MARTIN DOUL.
crying out indignantly. — You know rightly, Timmy, it was myself drove her away.
TIMMY.
That’s a lie you’re telling, yet it’s little I care which one of you was driving the other, and let you walk back here, I’m saying, to your work.
MARTIN DOUL.
turning round. — I’m coming, surely.
[He stops and looks out right, going a step or two towards centre.]
TIMMY.
On what is it you’re gaping, Martin Doul?
MARTIN DOUL.
There’s a person walking above.... It’s Molly Byrne, I’m thinking, coming down with her can.
TIMMY.
If she is itself let you not be idling this day, or minding her at all, and let you hurry with them sticks, for I’ll want you in a short while to be blowing in the forge.
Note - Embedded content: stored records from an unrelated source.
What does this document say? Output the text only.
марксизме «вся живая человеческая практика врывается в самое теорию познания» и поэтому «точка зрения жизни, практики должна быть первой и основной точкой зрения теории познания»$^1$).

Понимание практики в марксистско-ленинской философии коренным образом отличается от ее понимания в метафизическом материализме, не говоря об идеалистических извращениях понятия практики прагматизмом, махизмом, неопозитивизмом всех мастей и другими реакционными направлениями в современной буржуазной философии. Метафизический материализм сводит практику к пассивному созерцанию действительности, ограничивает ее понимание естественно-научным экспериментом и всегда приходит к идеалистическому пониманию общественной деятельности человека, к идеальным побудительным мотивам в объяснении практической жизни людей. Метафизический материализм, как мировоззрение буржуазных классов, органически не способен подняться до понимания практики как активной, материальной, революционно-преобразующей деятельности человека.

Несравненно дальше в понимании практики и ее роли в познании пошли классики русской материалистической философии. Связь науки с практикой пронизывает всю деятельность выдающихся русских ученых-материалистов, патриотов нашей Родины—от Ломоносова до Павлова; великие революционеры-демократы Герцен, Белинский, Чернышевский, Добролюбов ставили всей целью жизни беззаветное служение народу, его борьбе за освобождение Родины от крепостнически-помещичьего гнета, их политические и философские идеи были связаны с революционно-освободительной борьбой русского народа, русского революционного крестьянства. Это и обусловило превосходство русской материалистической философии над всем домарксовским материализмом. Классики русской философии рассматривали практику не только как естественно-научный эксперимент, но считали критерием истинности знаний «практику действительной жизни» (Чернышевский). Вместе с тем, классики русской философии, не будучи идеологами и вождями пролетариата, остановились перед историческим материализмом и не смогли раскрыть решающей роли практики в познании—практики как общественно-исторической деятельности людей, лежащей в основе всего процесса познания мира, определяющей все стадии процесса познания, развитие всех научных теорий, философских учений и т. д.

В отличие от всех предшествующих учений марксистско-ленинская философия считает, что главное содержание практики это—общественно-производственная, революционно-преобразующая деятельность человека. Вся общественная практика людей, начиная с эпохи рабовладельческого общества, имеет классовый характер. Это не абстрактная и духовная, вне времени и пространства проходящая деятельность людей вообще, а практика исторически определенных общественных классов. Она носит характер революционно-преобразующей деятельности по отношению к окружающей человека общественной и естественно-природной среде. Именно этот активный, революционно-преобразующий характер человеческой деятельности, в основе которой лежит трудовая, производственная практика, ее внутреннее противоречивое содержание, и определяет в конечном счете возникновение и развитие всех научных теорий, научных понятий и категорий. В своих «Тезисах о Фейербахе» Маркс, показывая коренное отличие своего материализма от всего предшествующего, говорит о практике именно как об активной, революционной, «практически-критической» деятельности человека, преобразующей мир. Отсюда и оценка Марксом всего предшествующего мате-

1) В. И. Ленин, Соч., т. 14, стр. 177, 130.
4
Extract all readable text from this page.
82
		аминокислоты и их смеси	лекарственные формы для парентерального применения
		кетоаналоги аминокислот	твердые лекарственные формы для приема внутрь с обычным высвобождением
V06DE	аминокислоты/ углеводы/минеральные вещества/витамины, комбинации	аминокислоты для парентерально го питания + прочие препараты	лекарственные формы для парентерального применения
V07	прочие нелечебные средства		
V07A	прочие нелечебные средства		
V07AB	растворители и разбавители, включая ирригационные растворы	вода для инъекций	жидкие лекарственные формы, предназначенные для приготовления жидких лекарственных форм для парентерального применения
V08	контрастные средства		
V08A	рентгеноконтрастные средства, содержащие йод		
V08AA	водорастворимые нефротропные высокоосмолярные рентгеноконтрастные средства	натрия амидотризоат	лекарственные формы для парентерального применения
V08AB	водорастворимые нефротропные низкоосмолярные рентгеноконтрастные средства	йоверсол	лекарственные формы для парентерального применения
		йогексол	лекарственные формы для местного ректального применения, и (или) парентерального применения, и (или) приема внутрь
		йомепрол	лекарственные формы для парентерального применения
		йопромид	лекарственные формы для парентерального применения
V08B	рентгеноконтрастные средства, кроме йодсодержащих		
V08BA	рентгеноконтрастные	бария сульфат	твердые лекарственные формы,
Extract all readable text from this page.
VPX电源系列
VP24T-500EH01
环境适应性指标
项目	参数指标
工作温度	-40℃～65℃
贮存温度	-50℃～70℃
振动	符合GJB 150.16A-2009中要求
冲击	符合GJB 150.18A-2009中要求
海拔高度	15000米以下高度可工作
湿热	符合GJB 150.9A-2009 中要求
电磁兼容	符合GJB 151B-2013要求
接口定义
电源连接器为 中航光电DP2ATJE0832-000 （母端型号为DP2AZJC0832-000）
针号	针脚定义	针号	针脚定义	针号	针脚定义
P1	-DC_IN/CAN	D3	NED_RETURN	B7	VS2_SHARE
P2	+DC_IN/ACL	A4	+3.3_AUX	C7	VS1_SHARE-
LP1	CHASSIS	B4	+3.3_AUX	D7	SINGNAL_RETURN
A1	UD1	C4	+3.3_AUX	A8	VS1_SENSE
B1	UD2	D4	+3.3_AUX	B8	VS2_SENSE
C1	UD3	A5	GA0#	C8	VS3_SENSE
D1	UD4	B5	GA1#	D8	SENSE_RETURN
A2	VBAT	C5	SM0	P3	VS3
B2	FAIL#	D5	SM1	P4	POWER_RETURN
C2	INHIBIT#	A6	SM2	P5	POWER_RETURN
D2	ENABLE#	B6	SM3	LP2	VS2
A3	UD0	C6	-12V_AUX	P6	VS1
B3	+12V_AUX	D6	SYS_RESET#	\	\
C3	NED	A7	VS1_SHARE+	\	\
[He throws down pot-hooks.]
MARTIN DOUL.
crying out. — Is it roasting me now you’d be? (Turns back and sees pot-hooks; he takes them up.) Pot-hooks? Is it over them you’ve been inside sneezing and sweating since the dawn of day?
TIMMY.
resting himself on anvil, with satisfaction. — I’m making a power of things you do have when you’re settling with a wife, Martin Doul; for I heard tell last night the Saint’ll be passing again in a short while, and I’d have him wed Molly with myself.... He’d do it, I’ve heard them say, for not a penny at all.